Goblin mode. Ovvero, il permesso di fare schifo

Adesso “fare schifo” si dice Goblin* mode. Questa fissazione di dare per forza un nome alle cose per farle esistere, come diceva Zygmunt Bauman, ci ha tolto anche quell’impagabile sensazione di non sapere come cazzo chiamare quello stato di estasi che ci meritiamo ciclicamente più volte nel corso della nostra vita ovvero, il diritto a fare schifo, agli altri e a noi stessi.

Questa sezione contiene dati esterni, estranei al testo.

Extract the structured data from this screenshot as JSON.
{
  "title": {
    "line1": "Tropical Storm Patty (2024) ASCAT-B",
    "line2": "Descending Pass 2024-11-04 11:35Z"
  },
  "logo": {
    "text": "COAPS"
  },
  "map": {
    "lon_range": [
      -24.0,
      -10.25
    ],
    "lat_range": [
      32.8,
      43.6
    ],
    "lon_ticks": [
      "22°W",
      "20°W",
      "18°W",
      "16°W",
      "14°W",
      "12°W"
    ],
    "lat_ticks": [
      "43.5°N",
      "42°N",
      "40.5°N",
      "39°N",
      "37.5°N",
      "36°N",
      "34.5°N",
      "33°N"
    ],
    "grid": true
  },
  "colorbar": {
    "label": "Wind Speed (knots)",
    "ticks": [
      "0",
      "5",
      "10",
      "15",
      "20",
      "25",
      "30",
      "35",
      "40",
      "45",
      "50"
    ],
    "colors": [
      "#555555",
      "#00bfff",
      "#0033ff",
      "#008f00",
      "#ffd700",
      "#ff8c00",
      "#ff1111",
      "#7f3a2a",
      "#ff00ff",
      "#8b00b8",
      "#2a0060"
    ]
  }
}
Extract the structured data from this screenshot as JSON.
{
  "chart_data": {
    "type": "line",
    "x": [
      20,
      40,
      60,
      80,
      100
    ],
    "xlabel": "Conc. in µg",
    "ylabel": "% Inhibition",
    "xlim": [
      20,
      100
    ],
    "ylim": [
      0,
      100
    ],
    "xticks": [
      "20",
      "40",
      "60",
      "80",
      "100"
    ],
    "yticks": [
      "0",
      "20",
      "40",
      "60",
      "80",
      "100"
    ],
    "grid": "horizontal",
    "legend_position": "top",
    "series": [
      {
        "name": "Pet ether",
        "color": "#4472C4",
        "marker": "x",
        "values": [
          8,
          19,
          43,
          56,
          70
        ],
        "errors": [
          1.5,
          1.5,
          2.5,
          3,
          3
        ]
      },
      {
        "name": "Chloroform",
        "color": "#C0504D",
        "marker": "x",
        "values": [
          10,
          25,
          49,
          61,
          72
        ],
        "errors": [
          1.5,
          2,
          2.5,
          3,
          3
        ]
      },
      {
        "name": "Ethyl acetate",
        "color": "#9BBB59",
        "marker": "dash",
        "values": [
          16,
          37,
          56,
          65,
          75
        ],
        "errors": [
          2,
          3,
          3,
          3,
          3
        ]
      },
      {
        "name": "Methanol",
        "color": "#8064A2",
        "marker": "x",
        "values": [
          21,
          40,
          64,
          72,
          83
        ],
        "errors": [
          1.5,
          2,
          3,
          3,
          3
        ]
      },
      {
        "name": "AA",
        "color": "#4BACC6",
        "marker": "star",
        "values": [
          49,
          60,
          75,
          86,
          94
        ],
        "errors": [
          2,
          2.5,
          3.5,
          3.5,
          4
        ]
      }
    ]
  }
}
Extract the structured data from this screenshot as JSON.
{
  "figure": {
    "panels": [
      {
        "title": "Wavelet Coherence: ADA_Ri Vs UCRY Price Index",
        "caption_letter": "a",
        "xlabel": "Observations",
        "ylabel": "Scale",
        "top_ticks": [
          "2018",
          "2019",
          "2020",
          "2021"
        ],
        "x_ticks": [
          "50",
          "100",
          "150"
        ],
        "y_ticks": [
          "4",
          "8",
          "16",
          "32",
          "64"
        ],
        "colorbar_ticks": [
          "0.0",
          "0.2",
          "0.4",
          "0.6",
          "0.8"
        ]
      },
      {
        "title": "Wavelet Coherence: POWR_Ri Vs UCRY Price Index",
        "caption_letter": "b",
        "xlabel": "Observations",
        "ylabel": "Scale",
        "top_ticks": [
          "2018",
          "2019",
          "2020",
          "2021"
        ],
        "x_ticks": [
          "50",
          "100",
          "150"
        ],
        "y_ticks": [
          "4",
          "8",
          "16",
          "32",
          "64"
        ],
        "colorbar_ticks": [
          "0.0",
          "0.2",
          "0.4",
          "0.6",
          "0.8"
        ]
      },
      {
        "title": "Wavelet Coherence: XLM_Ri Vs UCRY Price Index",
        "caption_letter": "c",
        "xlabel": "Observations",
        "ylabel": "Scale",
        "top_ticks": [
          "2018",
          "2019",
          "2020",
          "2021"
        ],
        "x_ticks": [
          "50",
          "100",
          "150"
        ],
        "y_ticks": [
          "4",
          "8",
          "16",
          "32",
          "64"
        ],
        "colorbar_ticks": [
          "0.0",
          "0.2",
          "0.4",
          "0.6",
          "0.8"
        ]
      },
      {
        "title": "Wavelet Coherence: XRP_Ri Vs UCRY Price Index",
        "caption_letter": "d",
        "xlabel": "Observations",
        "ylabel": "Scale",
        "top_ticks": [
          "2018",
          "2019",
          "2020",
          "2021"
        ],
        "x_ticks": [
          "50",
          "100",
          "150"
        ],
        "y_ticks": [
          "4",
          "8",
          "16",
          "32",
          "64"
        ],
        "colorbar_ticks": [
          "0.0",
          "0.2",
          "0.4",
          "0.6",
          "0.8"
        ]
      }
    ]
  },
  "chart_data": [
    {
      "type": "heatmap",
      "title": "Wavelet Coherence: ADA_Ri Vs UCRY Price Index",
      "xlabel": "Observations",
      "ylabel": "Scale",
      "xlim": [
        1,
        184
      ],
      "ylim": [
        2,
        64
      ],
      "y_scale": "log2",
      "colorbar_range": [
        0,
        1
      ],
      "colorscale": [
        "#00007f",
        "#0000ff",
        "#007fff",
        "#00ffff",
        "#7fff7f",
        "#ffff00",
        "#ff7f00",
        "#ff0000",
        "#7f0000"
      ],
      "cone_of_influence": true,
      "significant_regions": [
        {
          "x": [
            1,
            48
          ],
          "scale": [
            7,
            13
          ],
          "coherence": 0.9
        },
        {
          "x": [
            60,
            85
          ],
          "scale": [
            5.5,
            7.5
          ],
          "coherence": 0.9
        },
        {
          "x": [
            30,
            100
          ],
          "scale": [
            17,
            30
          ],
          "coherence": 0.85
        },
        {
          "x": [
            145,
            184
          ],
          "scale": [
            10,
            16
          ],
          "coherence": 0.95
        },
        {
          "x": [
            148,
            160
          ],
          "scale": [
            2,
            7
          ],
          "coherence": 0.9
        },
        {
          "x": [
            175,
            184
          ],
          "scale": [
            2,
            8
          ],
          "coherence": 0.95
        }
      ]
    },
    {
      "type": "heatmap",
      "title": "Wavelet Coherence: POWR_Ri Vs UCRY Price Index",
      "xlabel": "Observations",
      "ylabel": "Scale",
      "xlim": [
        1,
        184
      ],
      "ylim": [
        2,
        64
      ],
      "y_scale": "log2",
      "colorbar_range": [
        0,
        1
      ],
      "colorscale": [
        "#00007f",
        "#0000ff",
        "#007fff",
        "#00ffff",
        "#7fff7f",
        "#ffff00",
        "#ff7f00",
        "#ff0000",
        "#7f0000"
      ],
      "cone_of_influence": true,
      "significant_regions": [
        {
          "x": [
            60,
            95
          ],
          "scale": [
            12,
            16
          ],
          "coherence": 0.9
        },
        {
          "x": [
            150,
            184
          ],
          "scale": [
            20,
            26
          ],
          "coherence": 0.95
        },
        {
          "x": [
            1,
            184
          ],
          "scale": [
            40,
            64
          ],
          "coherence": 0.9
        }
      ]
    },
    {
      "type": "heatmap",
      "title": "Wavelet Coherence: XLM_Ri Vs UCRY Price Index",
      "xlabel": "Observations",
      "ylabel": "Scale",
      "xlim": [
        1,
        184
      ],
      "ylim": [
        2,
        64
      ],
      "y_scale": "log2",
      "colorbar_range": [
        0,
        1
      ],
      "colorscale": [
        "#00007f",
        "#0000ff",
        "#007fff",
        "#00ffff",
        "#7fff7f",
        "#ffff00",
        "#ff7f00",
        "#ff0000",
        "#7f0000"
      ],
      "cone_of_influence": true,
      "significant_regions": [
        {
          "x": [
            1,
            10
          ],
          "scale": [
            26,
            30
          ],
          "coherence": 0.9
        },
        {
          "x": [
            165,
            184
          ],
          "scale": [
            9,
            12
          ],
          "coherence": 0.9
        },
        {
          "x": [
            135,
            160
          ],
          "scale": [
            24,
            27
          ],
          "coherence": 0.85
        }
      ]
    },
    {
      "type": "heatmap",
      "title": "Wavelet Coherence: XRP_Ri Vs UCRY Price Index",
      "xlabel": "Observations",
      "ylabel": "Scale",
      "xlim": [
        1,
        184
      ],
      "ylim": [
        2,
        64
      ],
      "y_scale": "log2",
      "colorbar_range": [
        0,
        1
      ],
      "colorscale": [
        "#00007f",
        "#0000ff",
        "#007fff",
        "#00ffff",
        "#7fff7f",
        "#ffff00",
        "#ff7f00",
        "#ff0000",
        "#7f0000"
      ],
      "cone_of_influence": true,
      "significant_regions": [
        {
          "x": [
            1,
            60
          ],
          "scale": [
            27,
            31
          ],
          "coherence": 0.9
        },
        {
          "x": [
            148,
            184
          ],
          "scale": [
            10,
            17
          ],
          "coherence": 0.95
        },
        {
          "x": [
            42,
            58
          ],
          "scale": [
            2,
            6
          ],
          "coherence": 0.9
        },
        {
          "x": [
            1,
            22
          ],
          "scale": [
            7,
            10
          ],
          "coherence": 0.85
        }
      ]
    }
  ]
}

Chiunque di noi, ha fissata bene in mente l’immagine di noi stessi a “schifeggiare” avvolti nel piumone per tre giorni (citofonare Bridget Jones), con i capelli sporchi, il cucchiaione di gelato appiccicoso sul tavolino di fronte al divano, il pigiama che va in giro con noi dentro, le magliette di peli di cane o di gatto, il sacchetto di patatine vuoto a terra e il telecomando unto, le croste di sugo con annessa colonia di mosche sui piatti abbandonati nel lavabo della cucina. Solo che una volta lo facevamo e basta, senza alcun permesso, senza dirlo a nessuno. Era un segreto solo nostro, una lotta silenziosa e pacifica in contrapposizione alla vita finta dei social, dove chi si allena in palestra non mostra neanche una goccia di sudore, chi si sveglia al mattino ha già una perfetta messa in piega e un trucco leggerissimo, dove nessuno lavora e tutti vivono in case che sembrano uscite dalla copertina di Elle Decor.
Quest’epoca dell’io iper-presente ha sdoganato (e lo trovo positivo) la cellulite, i chili di troppo, i peli sotto le ascelle, essere ubriachi a mezzogiorno (ma alla fine ha vinto Johnny), le mamme pancine al bagno, le mamme pancine con le emorroidi, la pancetta nella carbonara, la principessa Martha che sposa lo sciamano, gli attacchi di panico, che a volte non sono altro che momenti di passeggera fragilità che non devono per forza cronicizzarsi. Va bene, insomma, essere fragili, depressi, demotivati, avere paura per un po’, ma non usare la fragilità come una scusa per poter fare schifo sempre. Quando butti un tuo stato d’animo sui social autorizzi chi ti vede a pensare delle cose sul tuo conto. Chi se ne frega, sì, ok, ma il fatto è che poi quelle cose ti si appiccicano addosso e finisci per credere a quella versione di te raccontata da te e “mediata” dai social piuttosto che a quella reale.
Perché sui social non ci raccontiamo sempre per come siamo (posso dire quasi mai?). Siamo la versione migliore o peggiore rispetto alla realtà, perché? Perché abbiamo un pubblico e di fronte a un pubblico tendiamo a dover avere un ruolo, come il personaggio di un libro o di una serie tv.

Ma se un giorno sei Kate Middleton e un giorno Lady Gaga non possono essere solo cazzi tuoi? Vogliamo davvero dire tutto e volere che si veda tutto di noi?
Che poi c’è Goblin e Goblin. Non si può bluffare: se schifeggi devi schifeggiare sul serio, mica come Meghan Fox o Zendaya o, che ne so, Bradley Cooper o Matteo Berrettini.

(*goblin – sorta di folletti cattivi e riprovevoli, vestiti di stracci e con qualche deformazione corporea, i goblin sono diventati ancora più noti grazie al ruolo nel romanzo Il Signore degli Anelli di J. R. R. Tolkien).